The JSONSerializer class is used by default to convert objects into a compact JSON format. It uses separators=(",", ":") to eliminate whitespace, minimizing the payload size.

class JSONSerializer:
def dumps(self, obj):
return json.dumps(obj, separators=(",", ":")).encode("latin-1")

The resulting JSON is then base64-encoded to ensure it is URL-safe.

Compression Tradeoffs

The sign_object method includes an optional compress parameter. When enabled, it uses zlib to compress the serialized data. However, the implementation includes a check to ensure compression is actually beneficial:

if compress:
compressed = zlib.compress(data)
if len(compressed) < (len(data) - 1):
data = compressed
is_compressed = True

If the data is compressed, a . is prepended to the base64 string. This flag is included in the signed portion of the string, protecting the application against "zip bomb" attacks where an attacker might try to force the server to decompress a malicious payload.

Security and Key Rotation

The signing module is designed to handle security transitions gracefully through key rotation. The Signer class accepts a fallback_keys argument, which defaults to settings.SECRET_KEY_FALLBACKS.
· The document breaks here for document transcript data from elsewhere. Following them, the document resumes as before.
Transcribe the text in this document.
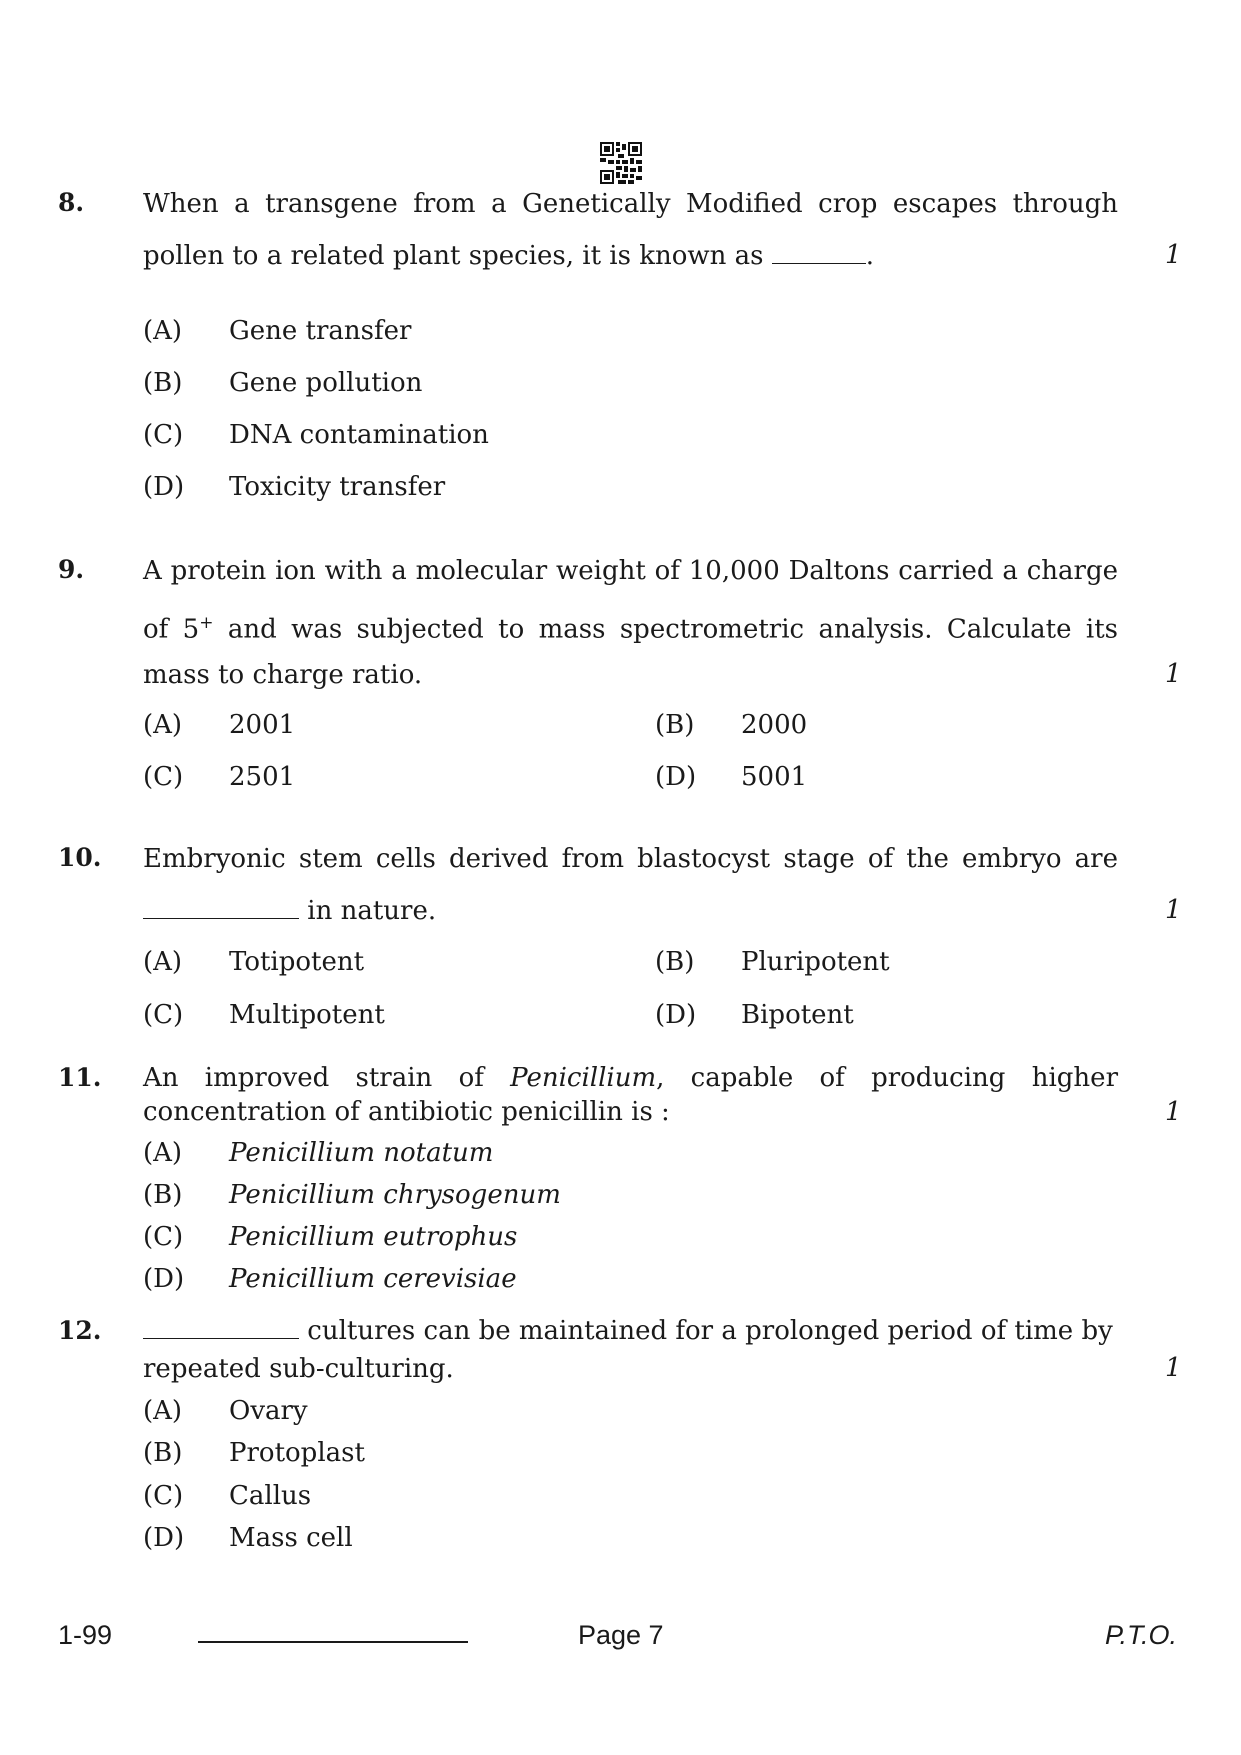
8. When a transgene from a Genetically Modified crop escapes through
pollen to a related plant species, it is known as	.	1
(A) Gene transfer
(B) Gene pollution
(C) DNA contamination
(D) Toxicity transfer
9. A protein ion with a molecular weight of 10,000 Daltons carried a charge
of 5+ and was subjected to mass spectrometric analysis. Calculate its
mass to charge ratio.	1
(A) 2001	(B) 2000
(C) 2501	(D) 5001
10. Embryonic stem cells derived from blastocyst stage of the embryo are
in nature.	1
(A) Totipotent	(B) Pluripotent
(C) Multipotent	(D) Bipotent
11. An improved strain of Penicillium, capable of producing higher
concentration of antibiotic penicillin is :	1
(A) Penicillium notatum
(B) Penicillium chrysogenum
(C) Penicillium eutrophus
(D) Penicillium cerevisiae
12.	cultures can be maintained for a prolonged period of time by
repeated sub-culturing.	1
(A) Ovary
(B) Protoplast
(C) Callus
(D) Mass cell
1-99	Page 7	P.T.O.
During the unsign process, if the primary SECRET_KEY fails to verify the signature, the implementation iterates through the fallback keys:

def unsign(self, signed_value):
# ... extraction logic ...
for key in [self.key, *self.fallback_keys]:
if constant_time_compare(sig, self.signature(value, key)):
return value
raise BadSignature('Signature "%s" does not match' % sig)

This allows developers to rotate the primary SECRET_KEY without immediately invalidating all existing signed data (like user sessions), provided the old key is moved to the fallback list.

Practical Application: Signed Cookies

A major use case for this module is in django/http/request.py, where get_signed_cookie uses a specialized signer to retrieve data from the client. This ensures that users cannot modify their own cookie data (e.g., changing a user ID or a shopping cart total) without the server detecting the tampering via a BadSignature exception.